I must mention that I used canned peas since fresh ones aren't available at this time of the year. But, next time around I shall make these with fresh peas :-)
1/3 cup - carrots, boiled and chopped
1/2 cup - peas
1 inch piece - ginger, finely chopped
1 tbsp - coriander leaves, chopped
1/4 tsp - garam masala
1/4 tsp - red chilli powder (more or less)
salt to taste
12-15 pieces - cashew, coarsely crushed, for coating the patties
For the marinade
1 tsp - all purpose flour (maida)
2 tbsp - water
1/4 tsp - sunflower oil
a pinch of salt
a pinch of garam masala
- Preheat the oven to 200 degree C and line a baking tray.

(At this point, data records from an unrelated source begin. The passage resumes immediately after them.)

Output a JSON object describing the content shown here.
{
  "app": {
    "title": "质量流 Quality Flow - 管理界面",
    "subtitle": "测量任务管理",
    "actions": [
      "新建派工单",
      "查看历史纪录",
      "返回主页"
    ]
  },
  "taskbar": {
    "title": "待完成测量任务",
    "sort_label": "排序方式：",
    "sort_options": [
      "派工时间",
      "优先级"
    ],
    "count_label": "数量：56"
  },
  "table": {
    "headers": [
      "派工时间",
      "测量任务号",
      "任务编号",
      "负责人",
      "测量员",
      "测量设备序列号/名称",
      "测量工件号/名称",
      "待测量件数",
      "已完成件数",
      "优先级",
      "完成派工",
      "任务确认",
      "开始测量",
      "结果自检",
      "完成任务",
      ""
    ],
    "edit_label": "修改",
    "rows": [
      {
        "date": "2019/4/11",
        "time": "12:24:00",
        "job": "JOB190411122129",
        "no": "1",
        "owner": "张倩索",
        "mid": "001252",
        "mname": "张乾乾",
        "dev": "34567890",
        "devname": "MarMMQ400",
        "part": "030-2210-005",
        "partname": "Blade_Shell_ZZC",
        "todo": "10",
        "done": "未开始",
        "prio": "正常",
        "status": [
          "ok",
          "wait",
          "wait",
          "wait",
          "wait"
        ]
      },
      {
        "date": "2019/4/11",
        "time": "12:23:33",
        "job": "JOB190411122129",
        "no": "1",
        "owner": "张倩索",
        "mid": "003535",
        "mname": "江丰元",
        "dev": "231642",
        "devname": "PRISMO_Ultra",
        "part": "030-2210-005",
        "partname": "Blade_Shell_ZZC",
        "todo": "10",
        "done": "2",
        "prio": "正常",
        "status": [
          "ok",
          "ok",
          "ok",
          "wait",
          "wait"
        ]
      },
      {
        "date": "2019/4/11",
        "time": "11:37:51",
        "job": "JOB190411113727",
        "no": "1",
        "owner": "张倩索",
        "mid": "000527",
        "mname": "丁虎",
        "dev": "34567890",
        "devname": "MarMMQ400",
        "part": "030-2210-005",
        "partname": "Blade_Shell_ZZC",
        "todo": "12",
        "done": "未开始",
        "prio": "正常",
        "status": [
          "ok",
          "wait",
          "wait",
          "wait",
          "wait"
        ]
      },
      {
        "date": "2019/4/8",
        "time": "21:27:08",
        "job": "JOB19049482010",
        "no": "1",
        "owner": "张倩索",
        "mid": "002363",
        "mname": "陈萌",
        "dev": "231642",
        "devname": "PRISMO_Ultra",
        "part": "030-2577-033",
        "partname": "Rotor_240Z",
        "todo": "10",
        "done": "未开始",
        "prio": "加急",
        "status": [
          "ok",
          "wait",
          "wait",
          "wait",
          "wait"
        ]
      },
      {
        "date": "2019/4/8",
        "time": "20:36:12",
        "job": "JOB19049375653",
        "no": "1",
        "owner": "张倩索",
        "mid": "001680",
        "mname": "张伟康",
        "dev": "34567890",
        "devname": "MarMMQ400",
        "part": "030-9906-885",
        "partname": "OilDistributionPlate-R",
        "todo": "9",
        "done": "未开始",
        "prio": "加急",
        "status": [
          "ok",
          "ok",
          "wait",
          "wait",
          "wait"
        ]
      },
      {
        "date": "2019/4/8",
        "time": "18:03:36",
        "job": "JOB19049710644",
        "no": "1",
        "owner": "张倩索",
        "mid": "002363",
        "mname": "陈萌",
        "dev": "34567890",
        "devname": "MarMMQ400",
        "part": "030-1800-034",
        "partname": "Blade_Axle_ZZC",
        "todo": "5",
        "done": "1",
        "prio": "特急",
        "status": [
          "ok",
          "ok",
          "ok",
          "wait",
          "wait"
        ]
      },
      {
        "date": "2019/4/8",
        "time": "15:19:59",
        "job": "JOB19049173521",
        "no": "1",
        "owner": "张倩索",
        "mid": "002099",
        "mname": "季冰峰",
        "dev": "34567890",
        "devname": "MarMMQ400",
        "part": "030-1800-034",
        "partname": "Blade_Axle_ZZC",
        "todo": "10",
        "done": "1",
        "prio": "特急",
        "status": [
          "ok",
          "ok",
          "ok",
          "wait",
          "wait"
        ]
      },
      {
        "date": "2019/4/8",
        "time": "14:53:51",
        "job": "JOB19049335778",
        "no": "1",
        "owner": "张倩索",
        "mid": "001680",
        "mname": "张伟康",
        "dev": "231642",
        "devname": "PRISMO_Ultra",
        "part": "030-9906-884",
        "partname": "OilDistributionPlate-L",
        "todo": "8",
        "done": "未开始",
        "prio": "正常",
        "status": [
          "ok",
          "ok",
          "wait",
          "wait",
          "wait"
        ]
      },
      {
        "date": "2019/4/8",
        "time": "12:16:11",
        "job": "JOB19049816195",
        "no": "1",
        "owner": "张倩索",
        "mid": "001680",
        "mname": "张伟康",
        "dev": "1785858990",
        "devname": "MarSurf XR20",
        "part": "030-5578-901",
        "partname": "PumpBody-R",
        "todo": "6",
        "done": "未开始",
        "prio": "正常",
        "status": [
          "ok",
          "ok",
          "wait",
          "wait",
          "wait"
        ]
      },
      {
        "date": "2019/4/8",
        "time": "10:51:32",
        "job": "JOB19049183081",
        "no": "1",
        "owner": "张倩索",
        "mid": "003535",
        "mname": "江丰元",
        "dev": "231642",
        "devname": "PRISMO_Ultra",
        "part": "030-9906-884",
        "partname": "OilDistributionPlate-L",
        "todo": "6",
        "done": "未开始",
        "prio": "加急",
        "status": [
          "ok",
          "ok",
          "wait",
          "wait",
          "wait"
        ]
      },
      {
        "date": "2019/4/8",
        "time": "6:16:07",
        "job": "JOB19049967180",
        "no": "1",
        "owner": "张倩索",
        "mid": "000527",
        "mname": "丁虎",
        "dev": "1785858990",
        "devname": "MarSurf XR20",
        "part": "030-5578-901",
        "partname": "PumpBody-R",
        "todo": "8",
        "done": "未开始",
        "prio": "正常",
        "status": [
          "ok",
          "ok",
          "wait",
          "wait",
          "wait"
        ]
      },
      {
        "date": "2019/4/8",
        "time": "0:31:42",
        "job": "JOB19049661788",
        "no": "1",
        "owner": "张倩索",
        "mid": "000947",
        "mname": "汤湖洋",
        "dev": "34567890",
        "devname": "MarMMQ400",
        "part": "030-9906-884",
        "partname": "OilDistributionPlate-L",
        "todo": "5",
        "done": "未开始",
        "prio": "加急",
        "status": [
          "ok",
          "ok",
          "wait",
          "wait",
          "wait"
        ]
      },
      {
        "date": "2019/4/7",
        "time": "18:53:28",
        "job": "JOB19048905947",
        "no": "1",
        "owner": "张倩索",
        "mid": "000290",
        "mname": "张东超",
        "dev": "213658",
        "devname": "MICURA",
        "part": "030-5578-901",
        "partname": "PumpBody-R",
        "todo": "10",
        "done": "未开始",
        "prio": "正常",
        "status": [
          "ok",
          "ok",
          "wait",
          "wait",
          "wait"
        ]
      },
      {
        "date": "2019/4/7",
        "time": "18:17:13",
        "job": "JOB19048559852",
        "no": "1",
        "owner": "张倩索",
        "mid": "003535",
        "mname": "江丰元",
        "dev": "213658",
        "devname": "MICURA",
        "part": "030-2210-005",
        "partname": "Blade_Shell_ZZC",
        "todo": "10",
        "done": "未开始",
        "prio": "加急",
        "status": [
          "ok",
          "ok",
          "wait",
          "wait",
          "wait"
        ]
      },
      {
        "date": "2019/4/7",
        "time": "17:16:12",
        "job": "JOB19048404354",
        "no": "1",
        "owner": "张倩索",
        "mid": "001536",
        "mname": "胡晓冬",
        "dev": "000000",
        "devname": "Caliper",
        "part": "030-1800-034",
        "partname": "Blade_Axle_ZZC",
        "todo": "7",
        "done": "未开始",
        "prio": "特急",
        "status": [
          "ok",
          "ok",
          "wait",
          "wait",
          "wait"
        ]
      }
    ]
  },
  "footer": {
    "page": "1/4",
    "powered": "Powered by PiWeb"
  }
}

- Mash together the carrots, peas and ginger in a bowl. Add the coriander leaves, salt, garam masala and chilli powder and mix well.
- Divide the mixture into 4 parts and make rounds and flatten them slightly.
- Mix all the ingredients of the marinade in a bowl.
- Brush the patties with the marinade and roll them with the crushed cashews.
- Place the patties on the lined baking tray and place the tray in the center of the oven. Bake until the cashews turn a little brown.
- Serve hot with a dip/chutney of your choice.
Sending these patties to Champa's Weekly Bake-Off Event.